¿Quién ha estado en un paraje apartado de un bosque, cuando el sol se oculta y el frío asciende del suelo húmedo, y los árboles parecen abalanzarse sobre nosotros, y no ha pensado en que era justo el momento en el que podía suceder algo? Ese algo escalofriante, revelador de una realidad paralela, desconcertante, pero al mismo tiempo atrayente. No me refiero al Wendigo de Algernon Blackwood, ni a los seres antiguos de Robert E. Howard, sino a algo que pondría en cuestión todas las creencias. Sí; son los miedos infantiles, ancestrales y totalmente irracionales que nos hacen vibrar con la imaginación. Porque piensa en un Universo paralelo al nuestro, con una entrada en lo más profundo del bosque, y que eres el único testigo del principio y del fin del cosmos. Todo esto lo he encontrado en esta obra de William Hope Hogdson.

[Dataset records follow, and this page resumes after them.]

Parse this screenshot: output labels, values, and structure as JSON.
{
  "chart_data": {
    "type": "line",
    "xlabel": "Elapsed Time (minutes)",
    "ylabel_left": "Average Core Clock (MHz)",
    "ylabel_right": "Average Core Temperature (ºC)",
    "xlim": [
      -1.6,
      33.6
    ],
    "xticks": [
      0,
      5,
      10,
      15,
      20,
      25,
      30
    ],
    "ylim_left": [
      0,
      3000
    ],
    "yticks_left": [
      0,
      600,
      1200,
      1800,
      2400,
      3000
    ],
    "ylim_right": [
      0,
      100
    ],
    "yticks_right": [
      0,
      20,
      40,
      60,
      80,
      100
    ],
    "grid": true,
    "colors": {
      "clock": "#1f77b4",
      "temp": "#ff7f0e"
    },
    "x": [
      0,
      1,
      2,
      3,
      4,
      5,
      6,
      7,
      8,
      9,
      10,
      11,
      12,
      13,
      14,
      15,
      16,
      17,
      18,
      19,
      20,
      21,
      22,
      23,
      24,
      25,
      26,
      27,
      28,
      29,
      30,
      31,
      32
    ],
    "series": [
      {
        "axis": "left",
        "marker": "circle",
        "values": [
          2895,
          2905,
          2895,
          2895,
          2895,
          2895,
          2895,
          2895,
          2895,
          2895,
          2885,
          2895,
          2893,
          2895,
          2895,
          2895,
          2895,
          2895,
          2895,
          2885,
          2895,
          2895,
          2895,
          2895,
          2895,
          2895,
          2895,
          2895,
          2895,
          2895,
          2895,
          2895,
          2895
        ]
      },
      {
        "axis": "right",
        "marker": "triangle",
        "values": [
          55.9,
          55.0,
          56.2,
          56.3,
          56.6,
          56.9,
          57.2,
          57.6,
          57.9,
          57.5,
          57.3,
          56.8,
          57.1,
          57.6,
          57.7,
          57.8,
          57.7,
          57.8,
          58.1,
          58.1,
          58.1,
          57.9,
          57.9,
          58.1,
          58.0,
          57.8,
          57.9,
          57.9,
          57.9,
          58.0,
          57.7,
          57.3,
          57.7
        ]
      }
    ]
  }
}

Hogdson es uno de los escritores más interesantes con los que me he encontrado. Su trayectoria vital es parecida a la de Jack London, quizá porque ambos vivieron la misma época. Hodgson, que nació en 1877, pasó algunos años de su juventud en un barco, donde, al estilo de Arthur Gordon Pym, vivió rodeado de marineros rudos, lo que le sirvió luego para ambientar algunos de sus cuentos, los que la editorial Valdemar ha reunido titulándolos “Terror en el mar”. En los primeros años del siglo XX publicó sus grandes obras, como La Casa en el confín de la Tierra (1908) y El reino de la noche (1912), que cuenta la historia de un hombre del futuro que busca a su amada en una tierra llena de seres monstruosos. Se alistó en el ejército inglés al estallar la guerra en 1914, y murió dos años después en un ataque alemán. Por tanto, Hodgson pertenece a esa generación de escritores que desapareció en la Primera Guerra Mundial, no a los de la Lost Generation de Firzgerald, Hemingway y compañía, más joven que la anterior, sino a los que imbuidos de un viejo romanticismo acudieron a las trincheras a dar su vida por ideales y sentimientos.

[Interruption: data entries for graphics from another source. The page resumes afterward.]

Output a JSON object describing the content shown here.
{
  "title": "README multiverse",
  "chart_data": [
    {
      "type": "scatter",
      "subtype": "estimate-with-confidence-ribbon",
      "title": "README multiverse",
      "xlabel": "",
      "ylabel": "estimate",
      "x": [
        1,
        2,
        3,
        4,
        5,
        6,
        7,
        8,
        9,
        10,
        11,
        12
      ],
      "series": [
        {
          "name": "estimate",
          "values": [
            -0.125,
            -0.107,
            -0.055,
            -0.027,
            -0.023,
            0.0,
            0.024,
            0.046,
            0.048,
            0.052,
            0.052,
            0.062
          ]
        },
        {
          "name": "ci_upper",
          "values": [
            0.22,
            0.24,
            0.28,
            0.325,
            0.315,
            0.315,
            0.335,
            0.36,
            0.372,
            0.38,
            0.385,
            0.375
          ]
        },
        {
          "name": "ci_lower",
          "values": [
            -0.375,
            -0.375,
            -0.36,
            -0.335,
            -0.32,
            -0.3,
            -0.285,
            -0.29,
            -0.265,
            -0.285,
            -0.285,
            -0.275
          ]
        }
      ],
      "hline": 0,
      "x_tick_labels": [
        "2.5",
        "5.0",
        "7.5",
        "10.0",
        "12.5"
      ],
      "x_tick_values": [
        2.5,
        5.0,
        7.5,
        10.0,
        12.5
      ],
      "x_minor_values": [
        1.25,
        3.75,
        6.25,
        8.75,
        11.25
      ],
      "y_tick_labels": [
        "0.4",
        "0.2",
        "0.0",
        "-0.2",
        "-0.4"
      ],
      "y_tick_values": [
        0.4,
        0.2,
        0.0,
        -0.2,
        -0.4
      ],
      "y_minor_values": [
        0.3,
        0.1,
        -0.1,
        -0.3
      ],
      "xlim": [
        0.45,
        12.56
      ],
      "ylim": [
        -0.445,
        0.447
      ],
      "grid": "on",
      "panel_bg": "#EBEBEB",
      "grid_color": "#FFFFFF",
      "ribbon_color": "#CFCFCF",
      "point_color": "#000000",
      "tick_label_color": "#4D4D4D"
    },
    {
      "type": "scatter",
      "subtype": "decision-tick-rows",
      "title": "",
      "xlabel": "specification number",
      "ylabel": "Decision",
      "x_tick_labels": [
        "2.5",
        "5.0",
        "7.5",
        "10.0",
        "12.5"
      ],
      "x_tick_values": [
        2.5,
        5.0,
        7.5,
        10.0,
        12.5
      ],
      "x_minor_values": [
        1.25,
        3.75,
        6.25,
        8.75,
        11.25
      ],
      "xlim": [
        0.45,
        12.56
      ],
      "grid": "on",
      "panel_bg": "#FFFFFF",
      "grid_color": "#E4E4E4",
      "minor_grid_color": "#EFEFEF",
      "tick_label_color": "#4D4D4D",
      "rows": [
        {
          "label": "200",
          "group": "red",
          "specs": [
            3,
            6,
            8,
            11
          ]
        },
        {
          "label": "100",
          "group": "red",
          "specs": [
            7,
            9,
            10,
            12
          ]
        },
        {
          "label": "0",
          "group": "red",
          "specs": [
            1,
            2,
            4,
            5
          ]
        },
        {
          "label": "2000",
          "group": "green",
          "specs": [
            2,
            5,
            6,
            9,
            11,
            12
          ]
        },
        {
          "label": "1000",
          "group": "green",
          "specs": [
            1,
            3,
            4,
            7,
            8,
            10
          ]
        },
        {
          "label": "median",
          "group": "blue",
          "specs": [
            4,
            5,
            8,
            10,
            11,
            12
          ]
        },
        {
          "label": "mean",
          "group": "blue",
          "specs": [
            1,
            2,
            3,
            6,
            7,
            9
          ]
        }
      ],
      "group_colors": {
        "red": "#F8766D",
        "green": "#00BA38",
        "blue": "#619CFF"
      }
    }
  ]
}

La Casa en el confín de la Tierra comienza con dos jóvenes excursionistas que encuentran unas ruinas, y entre ellas, un viejo y mohoso libro. Sus páginas son el testimonio de un hombre sin nombre, que vive sólo, con su hermana y su perro Pepper, en lo más profundo de un bosque, y que es testigo de los extraños sucesos. La historia arranca cuando el protagonista cuenta que abrió sin querer la puerta a otro mundo. Inició así un viaje por las estrellas hasta un planeta desértico, rojo, con un sol en forma de anillo. Allí, en mitad de la nada, encontró su casa, pero construida con jade verde y más grande. Y como si se tratara de un viaje onírico, podía contemplar a Kali, diosa de la muerte, a Set, destructora de alamas, y a otros seres “absolutamente extraños, más allá de la capacidad de la concepción humana”. Pero el viaje se complicó cuando dentro de la casa vió a la “bestia-cerdo”, una de tantas, que trataron de matarle saliendo del abismo al pie de su casa, en la Tierra, lugar donde se encuentra la puerta al otro mundo.

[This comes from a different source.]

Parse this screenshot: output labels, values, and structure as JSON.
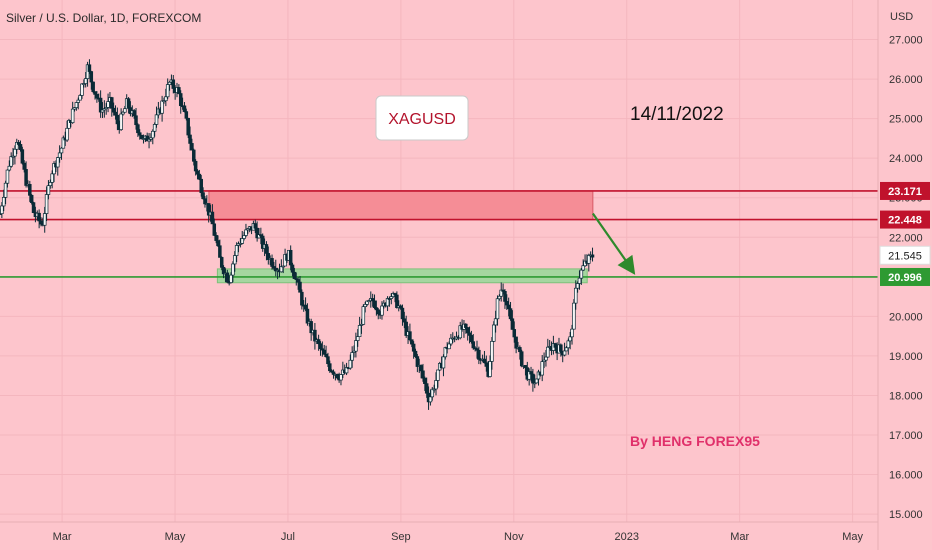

Hodgson nos introduce poco a poco en la existencia de universos paralelos, y de fuerzas cósmicas que juegan con el tiempo y el espacio. El protagonista es condenado a ver velozmente el paso del tiempo, los millones de años que le permiten contemplar la muerte del Sol, la expansión de otra estrella, el fin de la Tierra y una especie de Big Bang. Esto último tiene su gracia porque Hodgson escribe en 1908, y la aplicación de la relatividad de Einstein a la astronomía se hizo en la segunda década del siglo XX, hasta la conocida teoría de Lemaître sobre el origen explosivo del Universo.
La novela está bien construida, el protagonista es creíble, aunque quedan cosas sin explicar, y esto fastidia un poco, la verdad. Sin embargo, es un libro muy sugerente, repleto de elementos originales, propios de lo que luego será el “horror cósmico” de Lovecraft. Hodgson funde de forma amena el orden universal, las leyes físicas –tal y como se conocían a principios del XX-, el origen de las cosas y su fin, con el terror o el vértigo ante lo desconocido, hacia fuerzas incomprensibles, anormales e incontenibles. El libro se lee de un tirón; es más, es recomendable leerlo así para no perderse.